La valeur du voltage transmembranaire devant être atteint pour provoquer l'ouverture des canaux "voltage dépendants" correspond au "seuil d'activation". Il est important de noter que le seuil d'activation n'est pas fixe pour une terminaison nociceptive donnée, cette valeur du seuil d'activation peut augmenter ou diminuer selon certaines circonstances et selon l'environnement biochimique dans lequel les nocicepteurs se trouvent suite à certaines stimulations nociceptives (coup de soleil vs oedème par entorse).
 
Après la création d'un influx, les canaux Na+ et Ca++ se referment rapidement, certains canaux spécifiques K+ différents des premiers s'ouvrent de façon transitoire pour permettre de rétablir rapidement le potentiel transmembranaire de repos. Dans le cas des nocicepteurs, la stimulation nociceptive entrainera un train d'influx nociceptif à une fréquence donnée. En fait, les nocicepteurs ont cette double capacité d'adapter leur seuil d'activation à l'intensité du stimulus nociceptif et d'adapter ainsi leur fréquence de décharges (firing rate) à l'intensité du stimulus nociceptif bien que cette capacité soit beaucoup plus lente que celle des récepteurs non nociceptifs (fuseaux musculaires (muscle spindles), organes tendineux de Golgi (Golgi tendon organ), récepteurs spécialisés dans les tendons, les ligaments et les articulations, corpuscules de Pacini (Pacinian corpuscles), corpuscules de Meissner (Meissner's corpuscles), corpuscules de Ruffini et disques de Merkel).
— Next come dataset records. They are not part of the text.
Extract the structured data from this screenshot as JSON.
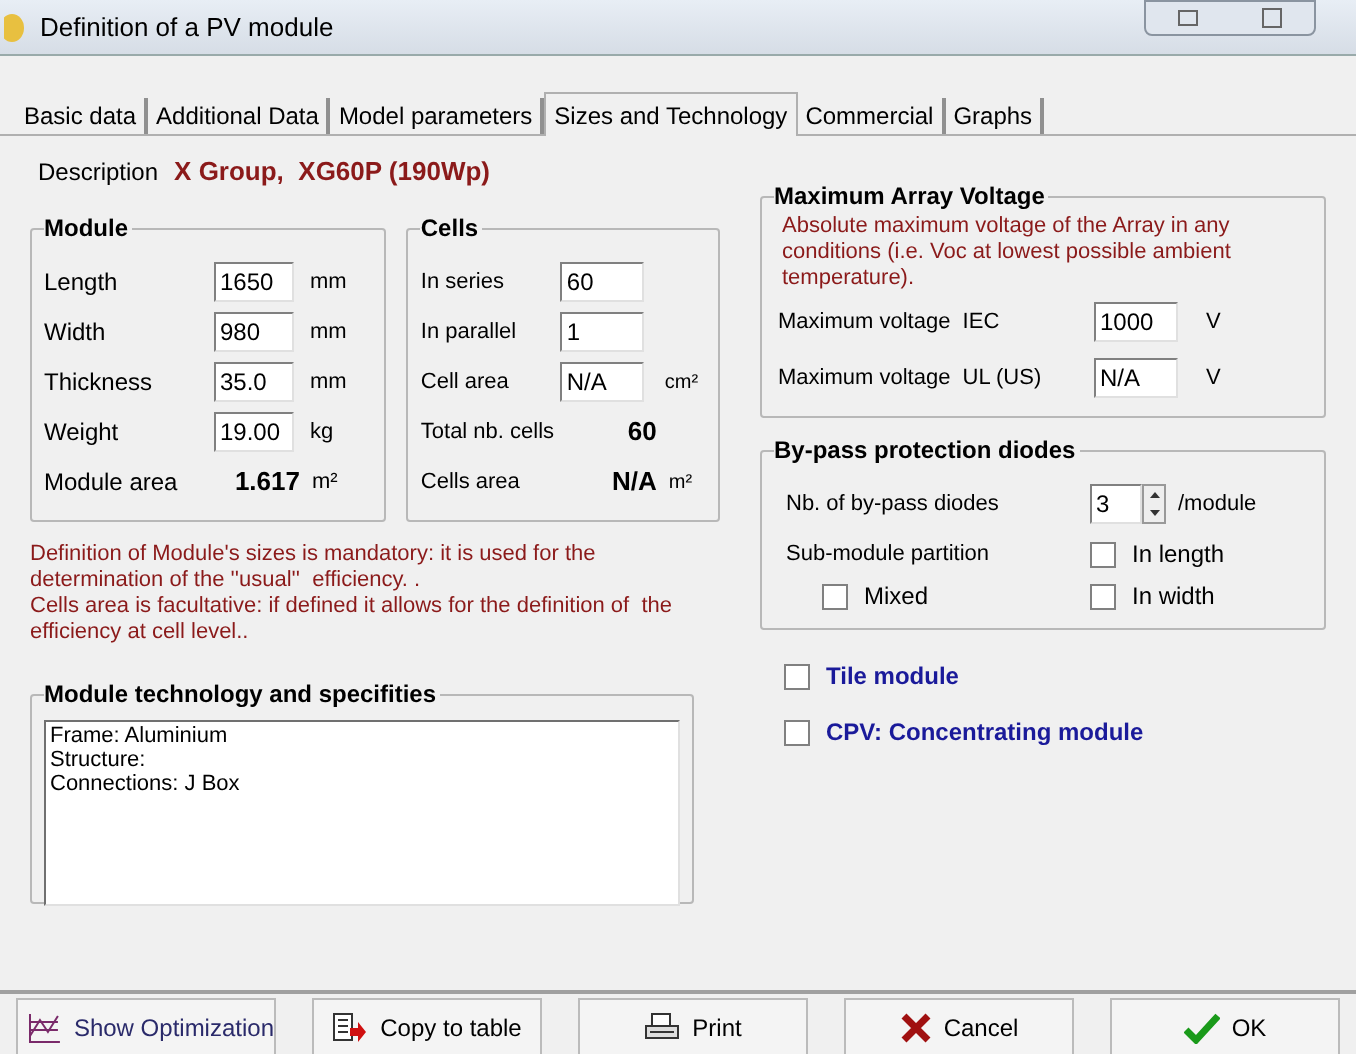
{
  "window": {
    "title": "Definition of a PV module"
  },
  "tabs": [
    {
      "label": "Basic data",
      "selected": false
    },
    {
      "label": "Additional Data",
      "selected": false
    },
    {
      "label": "Model parameters",
      "selected": false
    },
    {
      "label": "Sizes and Technology",
      "selected": true
    },
    {
      "label": "Commercial",
      "selected": false
    },
    {
      "label": "Graphs",
      "selected": false
    }
  ],
  "description": {
    "label": "Description",
    "value": "X Group,  XG60P (190Wp)"
  },
  "module": {
    "title": "Module",
    "fields": [
      {
        "label": "Length",
        "value": "1650",
        "unit": "mm"
      },
      {
        "label": "Width",
        "value": "980",
        "unit": "mm"
      },
      {
        "label": "Thickness",
        "value": "35.0",
        "unit": "mm"
      },
      {
        "label": "Weight",
        "value": "19.00",
        "unit": "kg"
      }
    ],
    "result": {
      "label": "Module area",
      "value": "1.617",
      "unit": "m²"
    }
  },
  "cells": {
    "title": "Cells",
    "fields": [
      {
        "label": "In series",
        "value": "60"
      },
      {
        "label": "In parallel",
        "value": "1"
      },
      {
        "label": "Cell area",
        "value": "N/A",
        "unit": "cm²"
      }
    ],
    "results": [
      {
        "label": "Total nb. cells",
        "value": "60"
      },
      {
        "label": "Cells area",
        "value": "N/A",
        "unit": "m²"
      }
    ]
  },
  "note": [
    "Definition of Module's sizes is mandatory: it is used for the determination of the ''usual''  efficiency. .",
    "Cells area is facultative: if defined it allows for the definition of  the efficiency at cell level.."
  ],
  "technology": {
    "title": "Module technology and specifities",
    "lines": [
      "Frame: Aluminium",
      "Structure:",
      "Connections: J Box"
    ]
  },
  "max_voltage": {
    "title": "Maximum Array Voltage",
    "note": "Absolute maximum voltage of the Array in any conditions (i.e. Voc at lowest possible ambient temperature).",
    "fields": [
      {
        "label": "Maximum voltage  IEC",
        "value": "1000",
        "unit": "V"
      },
      {
        "label": "Maximum voltage  UL (US)",
        "value": "N/A",
        "unit": "V"
      }
    ]
  },
  "bypass": {
    "title": "By-pass protection diodes",
    "count_label": "Nb. of by-pass diodes",
    "count": "3",
    "count_unit": "/module",
    "partition_label": "Sub-module partition",
    "options": [
      {
        "label": "In length",
        "checked": false
      },
      {
        "label": "Mixed",
        "checked": false
      },
      {
        "label": "In width",
        "checked": false
      }
    ]
  },
  "flags": [
    {
      "label": "Tile module",
      "checked": false
    },
    {
      "label": "CPV: Concentrating module",
      "checked": false
    }
  ],
  "buttons": [
    {
      "kind": "optimization",
      "label": "Show Optimization"
    },
    {
      "kind": "copy",
      "label": "Copy to table"
    },
    {
      "kind": "print",
      "label": "Print"
    },
    {
      "kind": "cancel",
      "label": "Cancel"
    },
    {
      "kind": "ok",
      "label": "OK"
    }
  ]
}
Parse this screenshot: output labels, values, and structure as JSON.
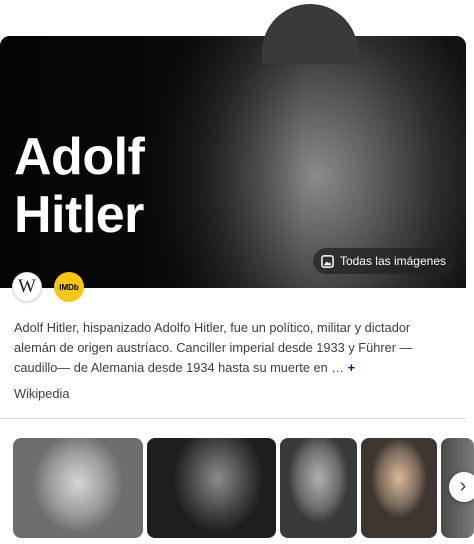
{
  "hero": {
    "title_line1": "Adolf",
    "title_line2": "Hitler",
    "all_images_label": "Todas las imágenes"
  },
  "sources": [
    {
      "icon": "wikipedia-icon",
      "glyph": "W"
    },
    {
      "icon": "imdb-icon",
      "glyph": "IMDb"
    }
  ],
  "description": {
    "text": "Adolf Hitler, hispanizado Adolfo Hitler, fue un político, militar y dictador alemán de origen austríaco. Canciller imperial desde 1933 y Führer — caudillo— de Alemania desde 1934 hasta su muerte en … ",
    "more_glyph": "+",
    "source": "Wikipedia"
  },
  "image_strip": {
    "thumbnail_count": 5,
    "next_glyph": "›"
  },
  "colors": {
    "accent_link": "#1a0dab",
    "imdb_yellow": "#f5c518",
    "text": "#3c4043"
  }
}
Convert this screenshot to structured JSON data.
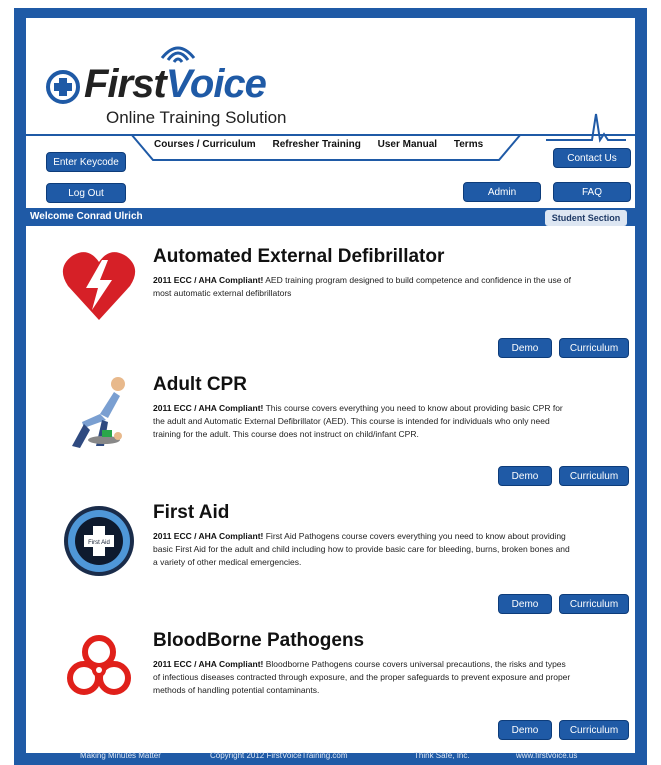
{
  "brand": {
    "first": "First",
    "voice": "Voice",
    "tagline": "Online Training Solution"
  },
  "nav": [
    "Courses / Curriculum",
    "Refresher Training",
    "User Manual",
    "Terms"
  ],
  "buttons": {
    "enter_keycode": "Enter Keycode",
    "logout": "Log Out",
    "contact": "Contact Us",
    "admin": "Admin",
    "faq": "FAQ",
    "student_section": "Student Section"
  },
  "welcome": "Welcome Conrad Ulrich",
  "courses": [
    {
      "title": "Automated External Defibrillator",
      "compliant": "2011 ECC / AHA Compliant!",
      "desc": " AED training program designed to build competence and confidence in the use of most automatic external defibrillators",
      "demo": "Demo",
      "curriculum": "Curriculum",
      "icon": "heart-defibrillator-icon"
    },
    {
      "title": "Adult CPR",
      "compliant": "2011 ECC / AHA Compliant!",
      "desc": " This course covers everything you need to know about providing basic CPR for the adult and Automatic External Defibrillator (AED). This course is intended for individuals who only need training for the adult. This course does not instruct on child/infant CPR.",
      "demo": "Demo",
      "curriculum": "Curriculum",
      "icon": "cpr-person-icon"
    },
    {
      "title": "First Aid",
      "compliant": "2011 ECC / AHA Compliant!",
      "desc": " First Aid Pathogens course covers everything you need to know about providing basic First Aid for the adult and child including how to provide basic care for bleeding, burns, broken bones and a variety of other medical emergencies.",
      "demo": "Demo",
      "curriculum": "Curriculum",
      "icon": "first-aid-badge-icon",
      "badge_text": "First Aid"
    },
    {
      "title": "BloodBorne Pathogens",
      "compliant": "2011 ECC / AHA Compliant!",
      "desc": " Bloodborne Pathogens course covers universal precautions, the risks and types of infectious diseases contracted through exposure, and the proper safeguards to prevent exposure and proper methods of handling potential contaminants.",
      "demo": "Demo",
      "curriculum": "Curriculum",
      "icon": "biohazard-icon"
    }
  ],
  "footer": [
    "Making Minutes Matter",
    "Copyright 2012 FirstVoiceTraining.com",
    "Think Safe, Inc.",
    "www.firstvoice.us"
  ],
  "colors": {
    "primary": "#1f5aa6",
    "heart_red": "#d62027",
    "biohazard_red": "#e0201a"
  }
}
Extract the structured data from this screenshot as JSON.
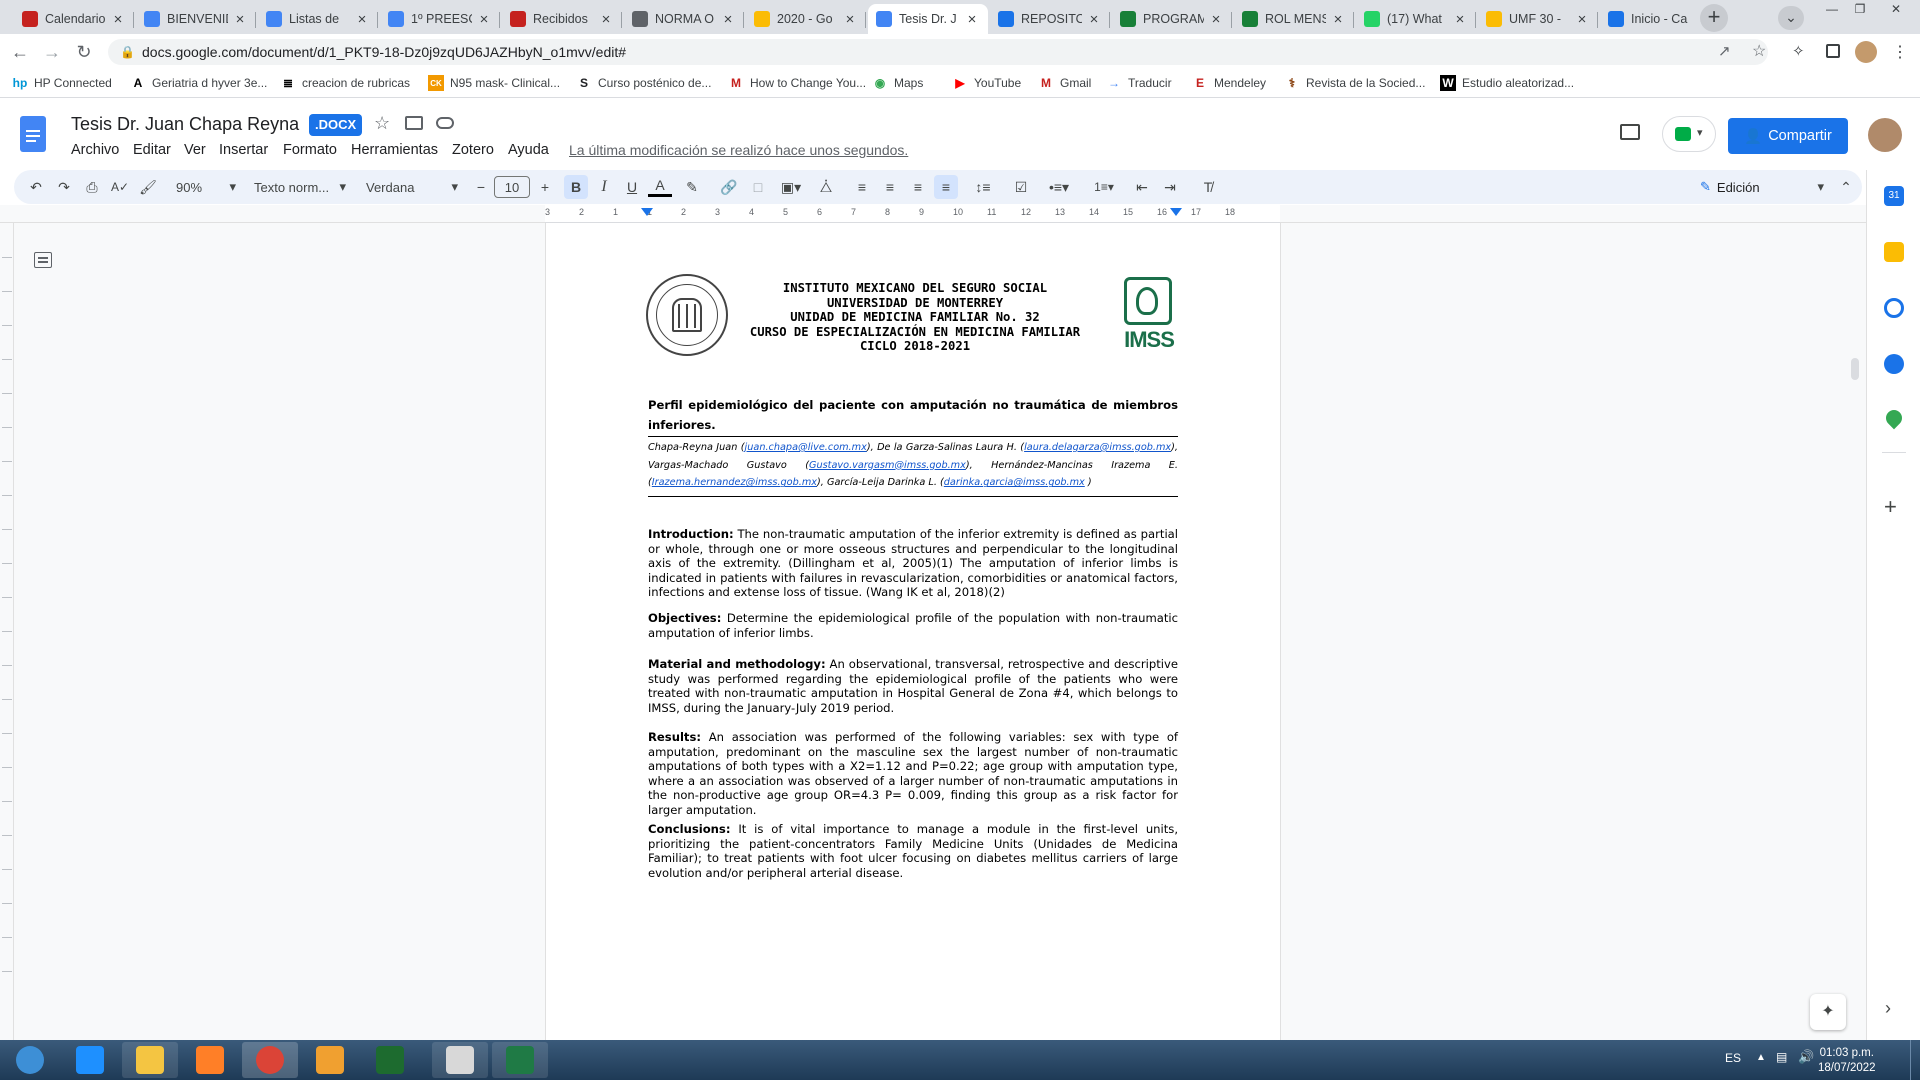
{
  "browser": {
    "tabs": [
      {
        "title": "Calendario",
        "icon": "gmail-icon",
        "color": "#c5221f",
        "active": false
      },
      {
        "title": "BIENVENID",
        "icon": "docs-icon",
        "color": "#4285f4",
        "active": false
      },
      {
        "title": "Listas de",
        "icon": "docs-icon",
        "color": "#4285f4",
        "active": false
      },
      {
        "title": "1º PREESC",
        "icon": "docs-icon",
        "color": "#4285f4",
        "active": false
      },
      {
        "title": "Recibidos",
        "icon": "gmail-icon",
        "color": "#c5221f",
        "active": false
      },
      {
        "title": "NORMA O",
        "icon": "globe-icon",
        "color": "#5f6368",
        "active": false
      },
      {
        "title": "2020 - Go",
        "icon": "drive-icon",
        "color": "#fbbc04",
        "active": false
      },
      {
        "title": "Tesis Dr. J",
        "icon": "docs-icon",
        "color": "#4285f4",
        "active": true
      },
      {
        "title": "REPOSITO",
        "icon": "chrome-page-icon",
        "color": "#1a73e8",
        "active": false
      },
      {
        "title": "PROGRAM",
        "icon": "sheets-icon",
        "color": "#188038",
        "active": false
      },
      {
        "title": "ROL MENS",
        "icon": "sheets-icon",
        "color": "#188038",
        "active": false
      },
      {
        "title": "(17) What",
        "icon": "whatsapp-icon",
        "color": "#25d366",
        "active": false
      },
      {
        "title": "UMF 30 -",
        "icon": "drive-icon",
        "color": "#fbbc04",
        "active": false
      },
      {
        "title": "Inicio - Ca",
        "icon": "chrome-page-icon",
        "color": "#1a73e8",
        "active": false
      }
    ],
    "new_tab_symbol": "+",
    "url": "docs.google.com/document/d/1_PKT9-18-Dz0j9zqUD6JAZHbyN_o1mvv/edit#",
    "bookmarks": [
      {
        "label": "HP Connected",
        "icon": "hp-icon"
      },
      {
        "label": "Geriatria d hyver 3e...",
        "icon": "a-icon"
      },
      {
        "label": "creacion de rubricas",
        "icon": "rubric-icon"
      },
      {
        "label": "N95 mask- Clinical...",
        "icon": "ck-icon"
      },
      {
        "label": "Curso posténico de...",
        "icon": "s-icon"
      },
      {
        "label": "How to Change You...",
        "icon": "gmail-icon"
      },
      {
        "label": "Maps",
        "icon": "maps-icon"
      },
      {
        "label": "YouTube",
        "icon": "youtube-icon"
      },
      {
        "label": "Gmail",
        "icon": "gmail-icon"
      },
      {
        "label": "Traducir",
        "icon": "translate-icon"
      },
      {
        "label": "Mendeley",
        "icon": "mendeley-icon"
      },
      {
        "label": "Revista de la Socied...",
        "icon": "caduceus-icon"
      },
      {
        "label": "Estudio aleatorizad...",
        "icon": "w-icon"
      }
    ]
  },
  "docs": {
    "title": "Tesis Dr. Juan Chapa Reyna",
    "badge": ".DOCX",
    "menu": [
      "Archivo",
      "Editar",
      "Ver",
      "Insertar",
      "Formato",
      "Herramientas",
      "Zotero",
      "Ayuda"
    ],
    "last_edit": "La última modificación se realizó hace unos segundos.",
    "share_label": "Compartir",
    "toolbar": {
      "zoom": "90%",
      "style": "Texto norm...",
      "font": "Verdana",
      "font_size": "10",
      "mode": "Edición"
    },
    "ruler_numbers": [
      "3",
      "2",
      "1",
      "1",
      "2",
      "3",
      "4",
      "5",
      "6",
      "7",
      "8",
      "9",
      "10",
      "11",
      "12",
      "13",
      "14",
      "15",
      "16",
      "17",
      "18"
    ]
  },
  "document": {
    "header_lines": [
      "INSTITUTO MEXICANO DEL SEGURO SOCIAL",
      "UNIVERSIDAD DE MONTERREY",
      "UNIDAD DE MEDICINA FAMILIAR No. 32",
      "CURSO DE ESPECIALIZACIÓN EN MEDICINA FAMILIAR",
      "CICLO 2018-2021"
    ],
    "logo_left_text": "UNIVERSIDAD DE MONTERREY",
    "logo_right_text": "IMSS",
    "title": "Perfil epidemiológico del paciente con amputación no traumática de miembros inferiores.",
    "authors": [
      {
        "name": "Chapa-Reyna Juan",
        "email": "juan.chapa@live.com.mx"
      },
      {
        "name": "De la Garza-Salinas Laura H.",
        "email": "laura.delagarza@imss.gob.mx"
      },
      {
        "name": "Vargas-Machado Gustavo",
        "email": "Gustavo.vargasm@imss.gob.mx"
      },
      {
        "name": "Hernández-Mancinas Irazema E.",
        "email": "Irazema.hernandez@imss.gob.mx"
      },
      {
        "name": "García-Leija Darinka L.",
        "email": "darinka.garcia@imss.gob.mx"
      }
    ],
    "sections": [
      {
        "heading": "Introduction:",
        "text": "The non-traumatic amputation of the inferior extremity is defined as partial or whole, through one or more osseous structures and perpendicular to the longitudinal axis of the extremity. (Dillingham et al, 2005)(1) The amputation of inferior limbs is indicated in patients with failures in revascularization, comorbidities or anatomical factors, infections and extense loss of tissue. (Wang IK et al, 2018)(2)"
      },
      {
        "heading": "Objectives:",
        "text": "Determine the epidemiological profile of the population with non-traumatic amputation of inferior limbs."
      },
      {
        "heading": "Material and methodology:",
        "text": "An observational, transversal, retrospective and descriptive study was performed regarding the epidemiological profile of the patients who were treated with non-traumatic amputation in Hospital General de Zona #4, which belongs to IMSS, during the January-July 2019 period."
      },
      {
        "heading": "Results:",
        "text": "An association was performed of the following variables: sex with type of amputation, predominant on the masculine sex the largest number of non-traumatic amputations of both types with a X2=1.12 and P=0.22; age group with amputation type, where a an association was observed of a larger number of non-traumatic amputations in the non-productive age group OR=4.3 P= 0.009, finding this group as a risk factor for larger amputation."
      },
      {
        "heading": "Conclusions:",
        "text": "It is of vital importance to manage a module in the first-level units, prioritizing the patient-concentrators Family Medicine Units (Unidades de Medicina Familiar); to treat patients with foot ulcer focusing on diabetes mellitus carriers of large evolution and/or peripheral arterial disease."
      }
    ]
  },
  "taskbar": {
    "language": "ES",
    "time": "01:03 p.m.",
    "date": "18/07/2022",
    "apps": [
      "windows-start-icon",
      "internet-explorer-icon",
      "file-explorer-icon",
      "media-player-icon",
      "chrome-icon",
      "outlook-icon",
      "kenya-flag-icon",
      "pdf-icon",
      "excel-icon"
    ]
  },
  "colors": {
    "accent": "#1a73e8",
    "tabstrip": "#dee1e6",
    "toolbar": "#edf2fa",
    "taskbar": "#2b4a6a"
  }
}
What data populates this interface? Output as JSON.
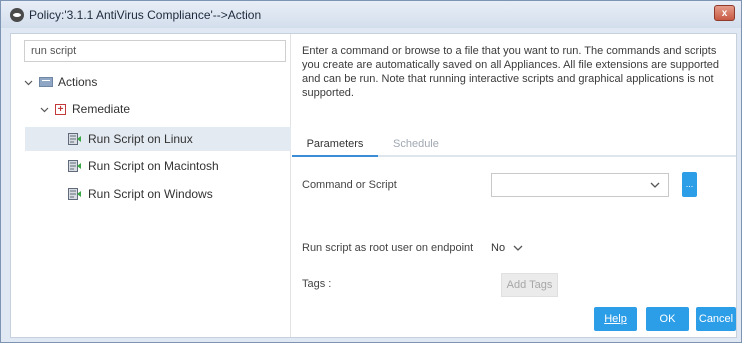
{
  "window": {
    "title": "Policy:'3.1.1 AntiVirus Compliance'-->Action",
    "close_label": "x"
  },
  "search": {
    "value": "run script"
  },
  "tree": {
    "root": "Actions",
    "group": "Remediate",
    "items": [
      {
        "label": "Run Script on Linux",
        "selected": true
      },
      {
        "label": "Run Script on Macintosh",
        "selected": false
      },
      {
        "label": "Run Script on Windows",
        "selected": false
      }
    ]
  },
  "description": "Enter a command or browse to a file that you want to run. The commands and scripts you create are automatically saved on all Appliances. All file extensions are supported and can be run. Note that running interactive scripts and graphical applications is not supported.",
  "tabs": [
    {
      "label": "Parameters",
      "active": true
    },
    {
      "label": "Schedule",
      "active": false
    }
  ],
  "form": {
    "command_label": "Command or Script",
    "command_value": "",
    "browse_label": "...",
    "root_label": "Run script as root user on endpoint",
    "root_value": "No",
    "tags_label": "Tags :",
    "add_tags_label": "Add Tags"
  },
  "footer": {
    "help": "Help",
    "ok": "OK",
    "cancel": "Cancel"
  },
  "colors": {
    "accent": "#2c9ee8",
    "selected_row": "#e3eaf2",
    "window_frame": "#dfe8f3"
  }
}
Ainsi, à une certaine intensité de stimulus, tel neurone nociceptif produira 60 influx par secondes alors qu'à six fois cette intensité, le même neurone produira plus d'influx mais l'augmentation n'aura pas été proportionnelle, il ne produira, à titre d'exemple, que 120 influx par secondes. Le seuil d'activation pour créer un seul influx et celui pour créer une salve de 120 influx par secondes n'est pas le même, il s'est élevé considérablement dans le second cas sinon, l'augmentation aurait été proportionnelle.
 
Dans le cas des fibres dont les terminaisons sont munies de nocicepteurs, l'influx ou le courant électrique ainsi créé transporte une information qui sera interprétée par le cerveau comme un message douloureux. On réfère à ce type de fibres comme étant des "fibres nociceptives" et on appelle ce type de transmission orientée vers le cerveau une "afférence" nociceptive. En contrepartie, les fibres motrices sont des "efférences".